Lee Hung-chun (李鴻鈞 (Lǐ Hóngjūn); born 11 May 1959) is a Taiwanese engineer and politician who was President of the Control Yuan from 2025 to 2026 and vice president of the Control Yuan from 2022 to 2026. Before his vice-presidency, he served as a member of the Legislative Yuan for eighteen years from 2002 to 2020.

==Early life and education==
Lee Hung-chun was born in what is now New Taipei City on 11 May 1959. His father, Lee Teng-hui (no relation to former president Lee Teng-hui), was the former head official of Taishan, New Taipei. His elder brother is politician Lee Hong-yuan.
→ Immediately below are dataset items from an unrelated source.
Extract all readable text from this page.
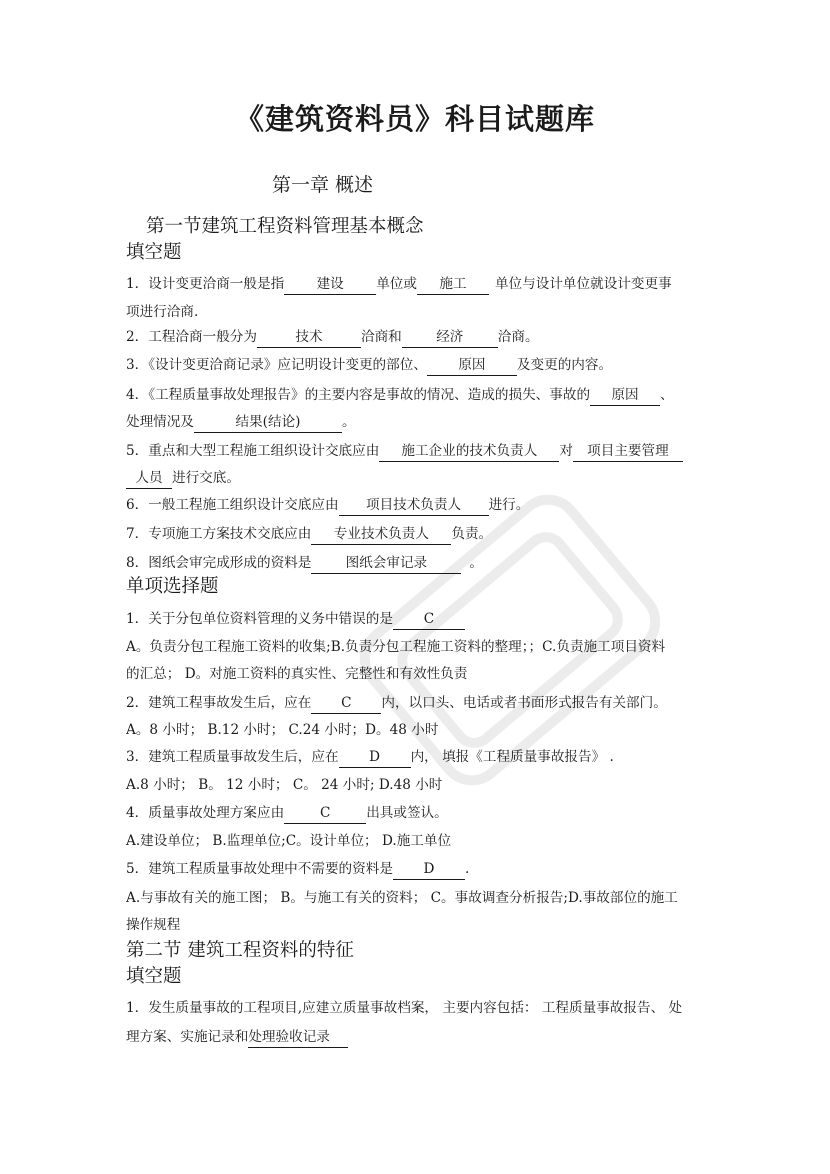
《建筑资料员》科目试题库
第一章 概述
第一节建筑工程资料管理基本概念
填空题
1．设计变更洽商一般是指 建设 单位或 施工 单位与设计单位就设计变更事
项进行洽商.
2．工程洽商一般分为	技术	洽商和	经济	洽商。
3．《设计变更洽商记录》应记明设计变更的部位、 原因 及变更的内容。
4．《工程质量事故处理报告》的主要内容是事故的情况、造成的损失、事故的 原因 、
处理情况及	结果(结论)	。
5．重点和大型工程施工组织设计交底应由 施工企业的技术负责人 对 项目主要管理
人员 进行交底。
6．一般工程施工组织设计交底应由 项目技术负责人 进行。
7．专项施工方案技术交底应由 专业技术负责人 负责。
8．图纸会审完成形成的资料是	图纸会审记录	。
单项选择题
1．关于分包单位资料管理的义务中错误的是 C
A。负责分包工程施工资料的收集;B.负责分包工程施工资料的整理；；C.负责施工项目资料
的汇总； D。对施工资料的真实性、完整性和有效性负责
2．建筑工程事故发生后，应在 C 内，以口头、电话或者书面形式报告有关部门。
A。8 小时； B.12 小时； C.24 小时；D。48 小时
3．建筑工程质量事故发生后，应在 D 内， 填报《工程质量事故报告》 .
A.8 小时； B。 12 小时； C。 24 小时; D.48 小时
4．质量事故处理方案应由	C	出具或签认。
A.建设单位； B.监理单位;C。设计单位； D.施工单位
5．建筑工程质量事故处理中不需要的资料是 D .
A.与事故有关的施工图； B。与施工有关的资料； C。事故调查分析报告;D.事故部位的施工
操作规程
第二节 建筑工程资料的特征
填空题
1．发生质量事故的工程项目,应建立质量事故档案， 主要内容包括： 工程质量事故报告、 处
理方案、实施记录和处理验收记录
After graduating from the Lee-Ming Institute of Technology, Lee earned an M.E. and Ph.D. in structural engineering from Nihon University in Japan. His doctoral dissertation, written in Japanese, was titled, "ダフィング型応力-ひずみ非線形を有するはり部材の力 学挙動に関する研究" (English: A study of nonlinear stress and strain phenomena of nonlinear duffing as applied to the mechanical behavior of beams). After receiving his doctorate, Lee briefly taught engineering at Nihon University, then returned to Taiwan to work as an architect.

==Political career==
Lee won election to the Legislative Yuan in 2001 as a People First Party candidate for Taipei County's second district. He retained the office in 2004. Lee subsequently served two consecutive terms as legislator representing Taipei County's fourth district, followed by a single term on the PFP party list. As the Ninth Legislative Yuan opened, Lee received four votes to serve as the body's speaker. Though Lee ranked second on the party list during the 2020 legislative election, the People First Party lost all of its seats and was supplanted as a third party by the Taiwan People's Party.

In May 2022, Tsai Ing-wen nominated Lee for the vacant vice presidency of the Control Yuan. Lee stated that he would resign his position as PFP secretary-general, which he had held since 2019, as well as his party membership. He was formally confirmed to the Control Yuan on 24 May 2022 by a 99–2 vote of the Legislative Yuan. Following the resignation of Control Yuan president Chen Chu, announced in January 2026, Lee was appointed to lead the Control Yuan.